The first few days were busy for SDWC. Sandwiched between our guest appearance with the San Diego Men’s Chorus, our tech rehearsal and our own performance, we took in the performances of several other choruses. We chose one particular concert block to see two of the premiere women’s choruses perform. We expected their sets to be thoroughly enjoyable and of the highest quality, but we were not prepared for the Portland Gay Men’s Chorus to take the stage. They began their set with a simple introduction that went something like this: “We dedicate this evening’s performance to the 113 members we have lost to AIDS.” The house was silent. The chorus on stage numbered around 100; my immediate thought was they had lost an entire chorus to this tragic disease. In Portland. Not San Francisco or Los Angeles or New York City, but Portland. Throughout their moving and inspiring set, silent tears fell as I imagined members of their chorus disappearing one by one until there were no more. I asked myself, “How many deaths is too many?”

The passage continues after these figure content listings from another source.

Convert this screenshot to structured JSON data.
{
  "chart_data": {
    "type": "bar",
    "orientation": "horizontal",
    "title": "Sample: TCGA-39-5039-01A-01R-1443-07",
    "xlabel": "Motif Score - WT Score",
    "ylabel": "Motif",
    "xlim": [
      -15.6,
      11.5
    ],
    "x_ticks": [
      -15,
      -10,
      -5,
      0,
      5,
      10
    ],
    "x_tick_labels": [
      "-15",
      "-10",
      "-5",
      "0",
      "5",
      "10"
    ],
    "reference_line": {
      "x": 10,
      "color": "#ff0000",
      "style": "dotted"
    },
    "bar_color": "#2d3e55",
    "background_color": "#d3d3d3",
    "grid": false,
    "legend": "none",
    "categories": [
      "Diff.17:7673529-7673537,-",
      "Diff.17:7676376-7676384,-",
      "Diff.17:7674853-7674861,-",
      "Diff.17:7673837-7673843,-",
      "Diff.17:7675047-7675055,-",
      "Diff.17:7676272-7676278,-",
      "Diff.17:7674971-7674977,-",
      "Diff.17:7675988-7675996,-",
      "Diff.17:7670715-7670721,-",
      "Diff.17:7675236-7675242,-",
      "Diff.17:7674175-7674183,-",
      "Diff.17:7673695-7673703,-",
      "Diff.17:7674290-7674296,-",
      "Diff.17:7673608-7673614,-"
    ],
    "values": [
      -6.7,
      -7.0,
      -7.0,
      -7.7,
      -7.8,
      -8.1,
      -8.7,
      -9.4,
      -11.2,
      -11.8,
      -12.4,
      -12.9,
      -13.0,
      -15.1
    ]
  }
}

That performance was for me, the first time I fully grasped the sheer devastation of this disease – the senseless loss of lives of beautiful, talented, joyful human beings. Their voices would never again be heard in song, their laughter silenced, the comfort of their embrace just a memory. Such grief and tragedy in the loss of lives to this disease that now totals more than 36 million worldwide, about the population of California. Every 12 seconds, another person is infected with HIV. Every 16 seconds, another death from AIDS. Today, nearly 30 years after the CDC reported the first AIDS diagnosis, Carol and I are committed to making a difference in the fight to end HIV and AIDS because one more death is too many.